Ordered that the order is reversed insofar as appealed from, on the law, the motion of the defendants Louhal Properties, Inc., and L. Halperin's Station, Inc., for summary judgment is granted, and the complaint is dismissed insofar as asserted against them; and it is further,
Ordered that the cross appeal is dismissed as withdrawn; and it is further,
Ordered that the appellants-respondents are awarded one bill of costs payable by the plaintiffs-respondents.
On the night of January 16, 1990, the plaintiff Nazir Ahmad (hereinafter Ahmad) was working at a Getty gasoline station in Richmond Hill, Queens, when he was confronted by an armed robber.
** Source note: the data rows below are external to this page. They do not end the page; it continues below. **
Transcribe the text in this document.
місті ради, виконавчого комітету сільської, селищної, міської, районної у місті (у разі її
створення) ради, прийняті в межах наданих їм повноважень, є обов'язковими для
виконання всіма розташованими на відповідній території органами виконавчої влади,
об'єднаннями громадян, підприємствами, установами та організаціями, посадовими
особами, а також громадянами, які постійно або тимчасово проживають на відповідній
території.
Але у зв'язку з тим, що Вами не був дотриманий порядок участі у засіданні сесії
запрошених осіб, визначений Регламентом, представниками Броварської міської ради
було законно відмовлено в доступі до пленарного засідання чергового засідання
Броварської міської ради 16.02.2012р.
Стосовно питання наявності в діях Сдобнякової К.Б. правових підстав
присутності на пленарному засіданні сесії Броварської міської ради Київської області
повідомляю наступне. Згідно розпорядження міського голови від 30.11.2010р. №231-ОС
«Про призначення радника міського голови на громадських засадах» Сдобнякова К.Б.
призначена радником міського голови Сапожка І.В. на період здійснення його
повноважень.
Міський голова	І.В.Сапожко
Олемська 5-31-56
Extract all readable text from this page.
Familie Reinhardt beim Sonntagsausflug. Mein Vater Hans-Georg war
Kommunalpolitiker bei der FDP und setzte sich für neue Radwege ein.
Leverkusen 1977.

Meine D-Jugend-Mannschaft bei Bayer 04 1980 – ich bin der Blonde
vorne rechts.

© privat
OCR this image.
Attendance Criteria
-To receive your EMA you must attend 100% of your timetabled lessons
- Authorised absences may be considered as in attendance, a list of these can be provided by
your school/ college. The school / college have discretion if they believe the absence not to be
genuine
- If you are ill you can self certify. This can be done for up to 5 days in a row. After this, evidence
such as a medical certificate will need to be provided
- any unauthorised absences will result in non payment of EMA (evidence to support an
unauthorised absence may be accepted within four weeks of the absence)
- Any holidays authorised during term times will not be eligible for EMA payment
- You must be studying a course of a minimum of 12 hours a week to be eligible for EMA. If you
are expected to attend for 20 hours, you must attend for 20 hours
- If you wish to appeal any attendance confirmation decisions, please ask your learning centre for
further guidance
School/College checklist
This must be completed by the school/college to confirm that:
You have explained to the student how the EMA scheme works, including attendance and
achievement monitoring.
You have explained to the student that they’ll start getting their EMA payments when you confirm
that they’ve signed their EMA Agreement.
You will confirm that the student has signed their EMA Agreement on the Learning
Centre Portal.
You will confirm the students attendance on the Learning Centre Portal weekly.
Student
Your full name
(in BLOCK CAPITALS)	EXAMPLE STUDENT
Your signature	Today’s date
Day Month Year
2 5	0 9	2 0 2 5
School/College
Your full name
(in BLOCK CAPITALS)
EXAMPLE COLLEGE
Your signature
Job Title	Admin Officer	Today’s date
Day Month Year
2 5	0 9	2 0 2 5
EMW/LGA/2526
When Ahmad informed the robber that he did not have access to the store's safe, the robber shot Ahmad three times, seriously injuring him. The gasoline station where the robbery occurred is owned by Louhal Properties, Inc. (hereinafter Louhal), and leased by Ahmad's employer, Anil Oil, Inc. The plaintiffs subsequently commenced this negligence action contending, inter alia, that the robbery could have been prevented had the defendants properly maintained a lock on the door to the booth where Ahmad was seated when the unidentified perpetrator approached him. Included as defendants to the action were the appellants, L. Halperin's Station, Inc. (hereinafter L. Halperin's Station), which supplied gasoline to the service station, and the out-of-possession property owner, Louhal.
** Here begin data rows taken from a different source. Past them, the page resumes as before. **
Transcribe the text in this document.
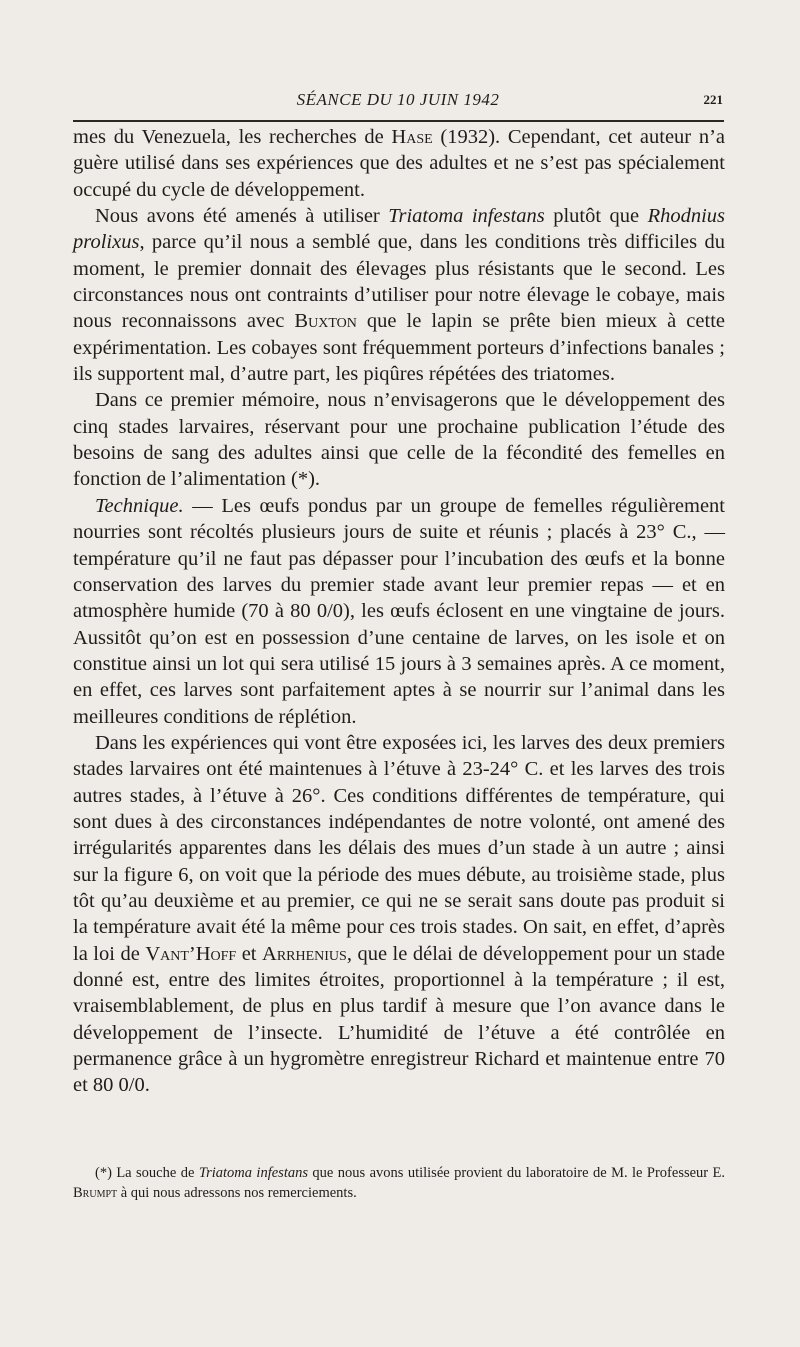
SÉANCE DU 10 JUIN 1942	221

mes du Venezuela, les recherches de Hase (1932). Cependant, cet auteur n’a guère utilisé dans ses expériences que des adultes et ne s’est pas spécialement occupé du cycle de développement.

Nous avons été amenés à utiliser Triatoma infestans plutôt que Rhodnius prolixus, parce qu’il nous a semblé que, dans les conditions très difficiles du moment, le premier donnait des élevages plus résistants que le second. Les circonstances nous ont contraints d’utiliser pour notre élevage le cobaye, mais nous reconnaissons avec Buxton que le lapin se prête bien mieux à cette expérimentation. Les cobayes sont fréquemment porteurs d’infections banales ; ils supportent mal, d’autre part, les piqûres répétées des triatomes.

Dans ce premier mémoire, nous n’envisagerons que le développement des cinq stades larvaires, réservant pour une prochaine publication l’étude des besoins de sang des adultes ainsi que celle de la fécondité des femelles en fonction de l’alimentation (*).

Technique. — Les œufs pondus par un groupe de femelles régulièrement nourries sont récoltés plusieurs jours de suite et réunis ; placés à 23° C., — température qu’il ne faut pas dépasser pour l’incubation des œufs et la bonne conservation des larves du premier stade avant leur premier repas — et en atmosphère humide (70 à 80 0/0), les œufs éclosent en une vingtaine de jours. Aussitôt qu’on est en possession d’une centaine de larves, on les isole et on constitue ainsi un lot qui sera utilisé 15 jours à 3 semaines après. A ce moment, en effet, ces larves sont parfaitement aptes à se nourrir sur l’animal dans les meilleures conditions de réplétion.

Dans les expériences qui vont être exposées ici, les larves des deux premiers stades larvaires ont été maintenues à l’étuve à 23-24° C. et les larves des trois autres stades, à l’étuve à 26°. Ces conditions différentes de température, qui sont dues à des circonstances indépendantes de notre volonté, ont amené des irrégularités apparentes dans les délais des mues d’un stade à un autre ; ainsi sur la figure 6, on voit que la période des mues débute, au troisième stade, plus tôt qu’au deuxième et au premier, ce qui ne se serait sans doute pas produit si la température avait été la même pour ces trois stades. On sait, en effet, d’après la loi de Vant’Hoff et Arrhenius, que le délai de développement pour un stade donné est, entre des limites étroites, proportionnel à la température ; il est, vraisemblablement, de plus en plus tardif à mesure que l’on avance dans le développement de l’insecte. L’humidité de l’étuve a été contrôlée en permanence grâce à un hygromètre enregistreur Richard et maintenue entre 70 et 80 0/0.

(*) La souche de Triatoma infestans que nous avons utilisée provient du laboratoire de M. le Professeur E. Brumpt à qui nous adressons nos remerciements.
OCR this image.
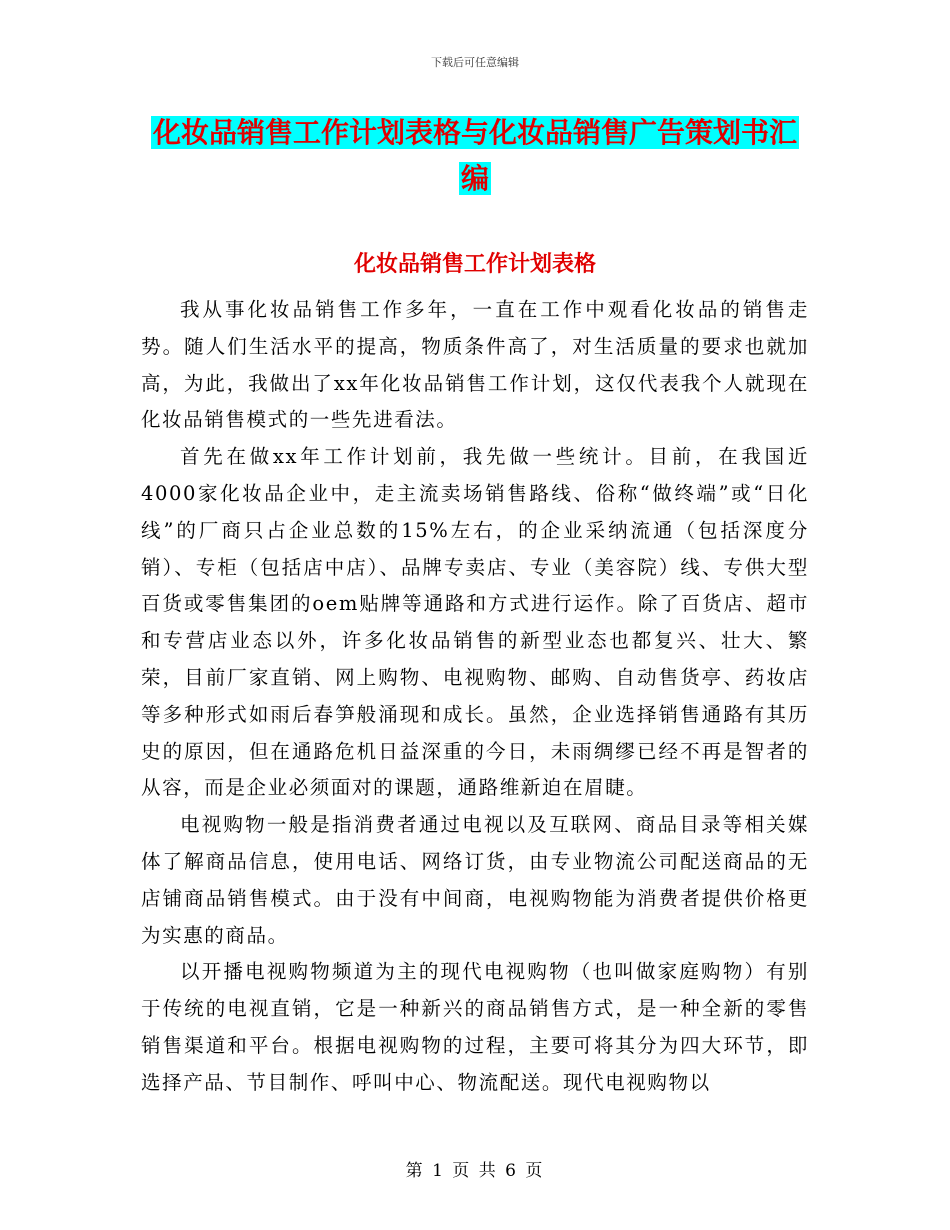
下载后可任意编辑
化妆品销售工作计划表格与化妆品销售广告策划书汇
编
化妆品销售工作计划表格

我从事化妆品销售工作多年，一直在工作中观看化妆品的销售走势。随人们生活水平的提高，物质条件高了，对生活质量的要求也就加高，为此，我做出了xx年化妆品销售工作计划，这仅代表我个人就现在化妆品销售模式的一些先进看法。

首先在做xx年工作计划前，我先做一些统计。目前，在我国近4000家化妆品企业中，走主流卖场销售路线、俗称“做终端”或“日化线”的厂商只占企业总数的15%左右，的企业采纳流通（包括深度分销）、专柜（包括店中店）、品牌专卖店、专业（美容院）线、专供大型百货或零售集团的oem贴牌等通路和方式进行运作。除了百货店、超市和专营店业态以外，许多化妆品销售的新型业态也都复兴、壮大、繁荣，目前厂家直销、网上购物、电视购物、邮购、自动售货亭、药妆店等多种形式如雨后春笋般涌现和成长。虽然，企业选择销售通路有其历史的原因，但在通路危机日益深重的今日，未雨绸缪已经不再是智者的从容，而是企业必须面对的课题，通路维新迫在眉睫。

电视购物一般是指消费者通过电视以及互联网、商品目录等相关媒体了解商品信息，使用电话、网络订货，由专业物流公司配送商品的无店铺商品销售模式。由于没有中间商，电视购物能为消费者提供价格更为实惠的商品。

以开播电视购物频道为主的现代电视购物（也叫做家庭购物）有别于传统的电视直销，它是一种新兴的商品销售方式，是一种全新的零售销售渠道和平台。根据电视购物的过程，主要可将其分为四大环节，即选择产品、节目制作、呼叫中心、物流配送。现代电视购物以

第 1 页 共 6 页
On appeal, L. Halperin's Station contends that the Supreme Court erred in denying summary judgment because the record establishes that it breached no duty of care to the plaintiffs. We agree. L. Halperin's Station submitted proof that its only connection to the service station was pursuant to a retail distribution agreement with Ahmad's employer, Anil Oil, which required L. Halperin's Station to arrange for the delivery of Getty gasoline. The retail agreement expressly preserved the independent status of Anil Oil as the retailer. L. Halperin's Station reserved no rights to maintain, supervise, or control any of the day-to-day operations of the service station. Moreover, the plaintiff failed to offer evidence that L. Halperin's Station had any other connection with the service station from which a duty could arise to exercise reasonable care to maintain the premises in a safe condition to protect the plaintiff from the reasonably foreseeable criminal acts of third persons (see, Nallan v. Helmsley-Spear, Inc., 50 N.Y.2d 507, 519; see also, Iannelli v. Powers, 114 A.D.2d 157). Under these circumstances, L. Halperin's Station is entitled to judgment as a matter of law.
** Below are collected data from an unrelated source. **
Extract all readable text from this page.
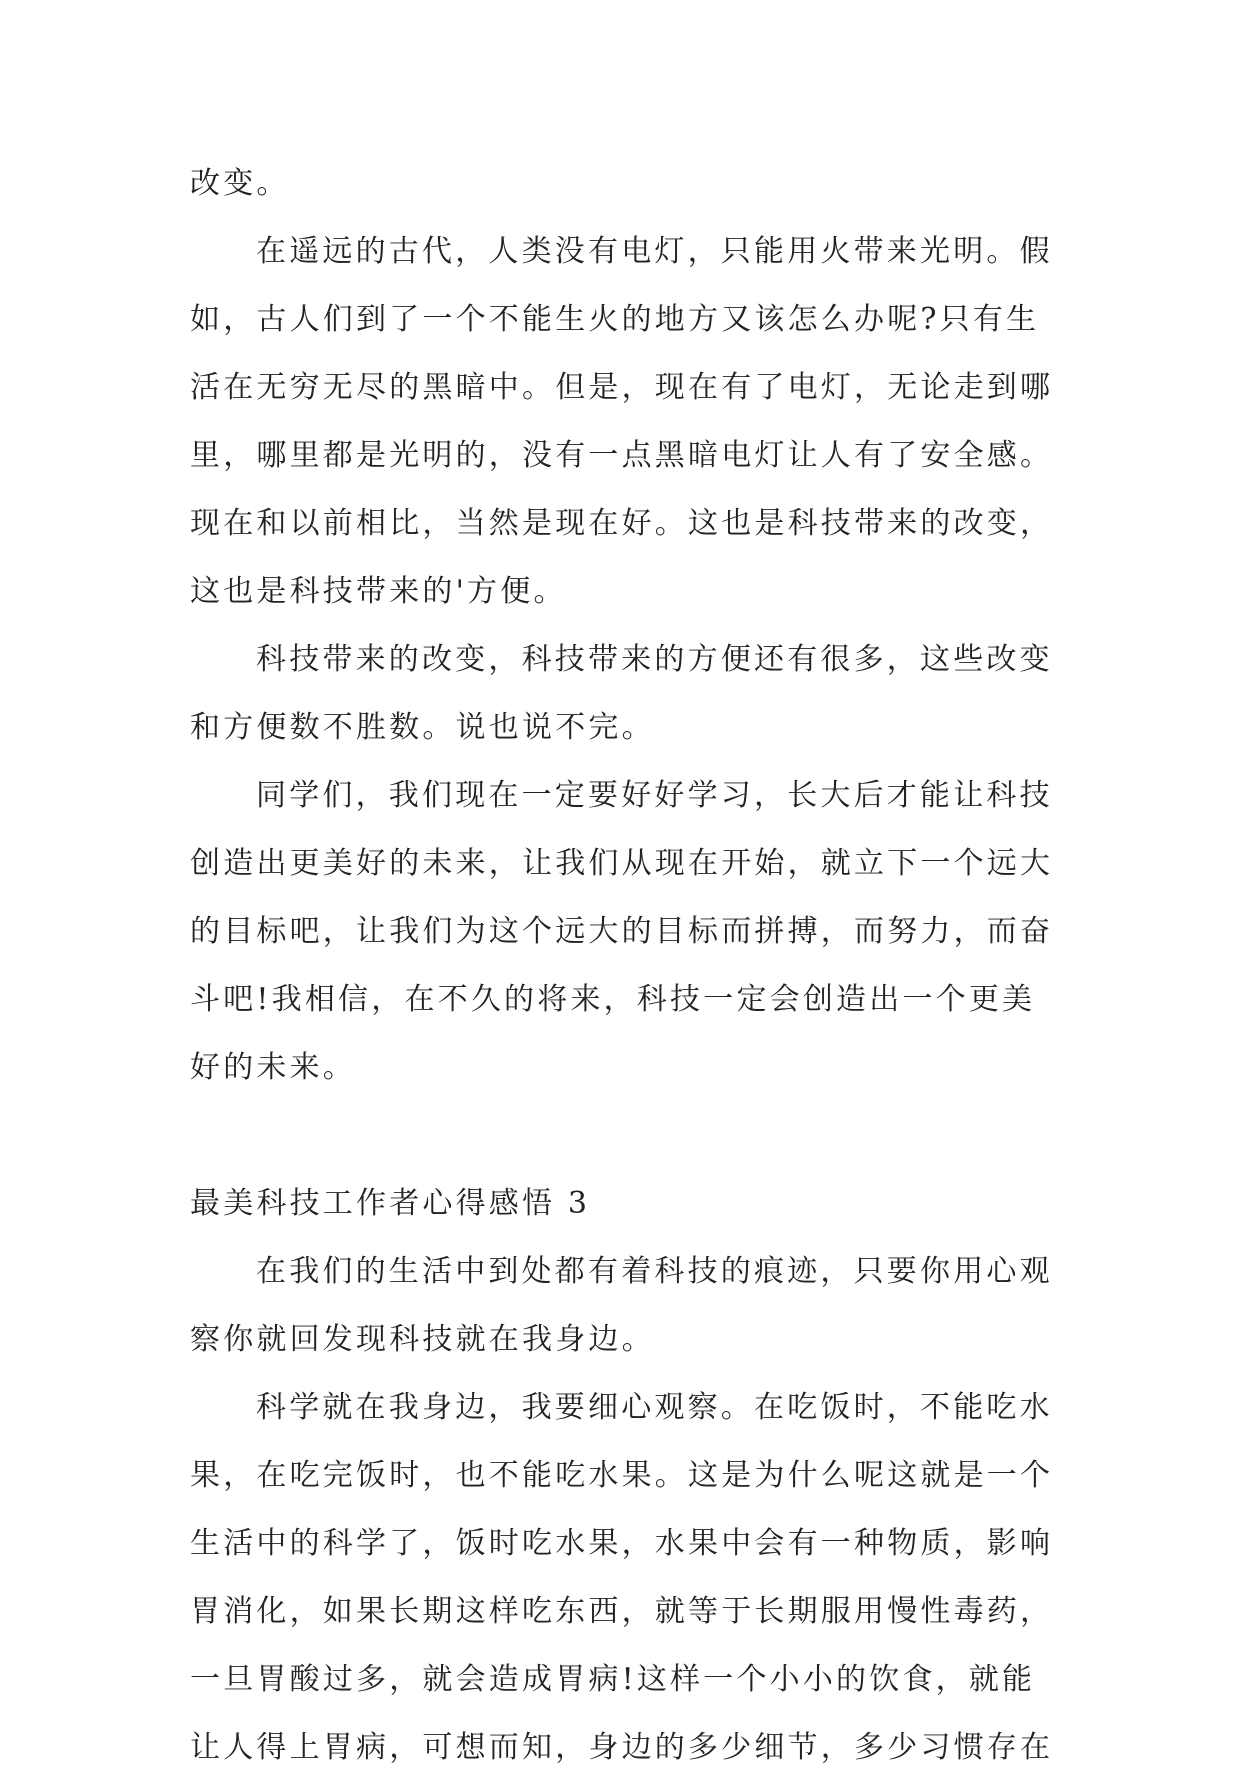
改变。
在遥远的古代，人类没有电灯，只能用火带来光明。假
如，古人们到了一个不能生火的地方又该怎么办呢?只有生
活在无穷无尽的黑暗中。但是，现在有了电灯，无论走到哪
里，哪里都是光明的，没有一点黑暗电灯让人有了安全感。
现在和以前相比，当然是现在好。这也是科技带来的改变，
这也是科技带来的'方便。
科技带来的改变，科技带来的方便还有很多，这些改变
和方便数不胜数。说也说不完。
同学们，我们现在一定要好好学习，长大后才能让科技
创造出更美好的未来，让我们从现在开始，就立下一个远大
的目标吧，让我们为这个远大的目标而拼搏，而努力，而奋
斗吧!我相信，在不久的将来，科技一定会创造出一个更美
好的未来。
最美科技工作者心得感悟 3
在我们的生活中到处都有着科技的痕迹，只要你用心观
察你就回发现科技就在我身边。
科学就在我身边，我要细心观察。在吃饭时，不能吃水
果，在吃完饭时，也不能吃水果。这是为什么呢这就是一个
生活中的科学了，饭时吃水果，水果中会有一种物质，影响
胃消化，如果长期这样吃东西，就等于长期服用慢性毒药，
一旦胃酸过多，就会造成胃病!这样一个小小的饮食，就能
让人得上胃病，可想而知，身边的多少细节，多少习惯存在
We further find that summary judgment should have been granted to the defendant Louhal. Although an out-of-possession landlord may be subject to liability for injuries caused to an individual on the premises when it is contractually obligated to make repairs or maintain the premises (see, Putnam v. Stout, 38 N.Y.2d 607; Bettis v. County of Nassau, 212 A.D.2d 749), here, the subject lease agreement required the tenant, Anil Oil, to maintain the premises and make all necessary repairs. Furthermore, there is no evidence that Louhal was involved in the daily operations of the service station, or that it retained a sufficient degree of dominion and control over the leased premises to provide a basis for the imposition of liability (see, Kramer v. Ash Clothing, 213 A.D.2d 600, Fresina v. Nebush, 209 A.D.2d 1004; cf., Klein v. Actors Directors Lab, 95 A.D.2d 757). Rosenblatt, J.P., Ritter, Joy and Krausman, JJ., concur.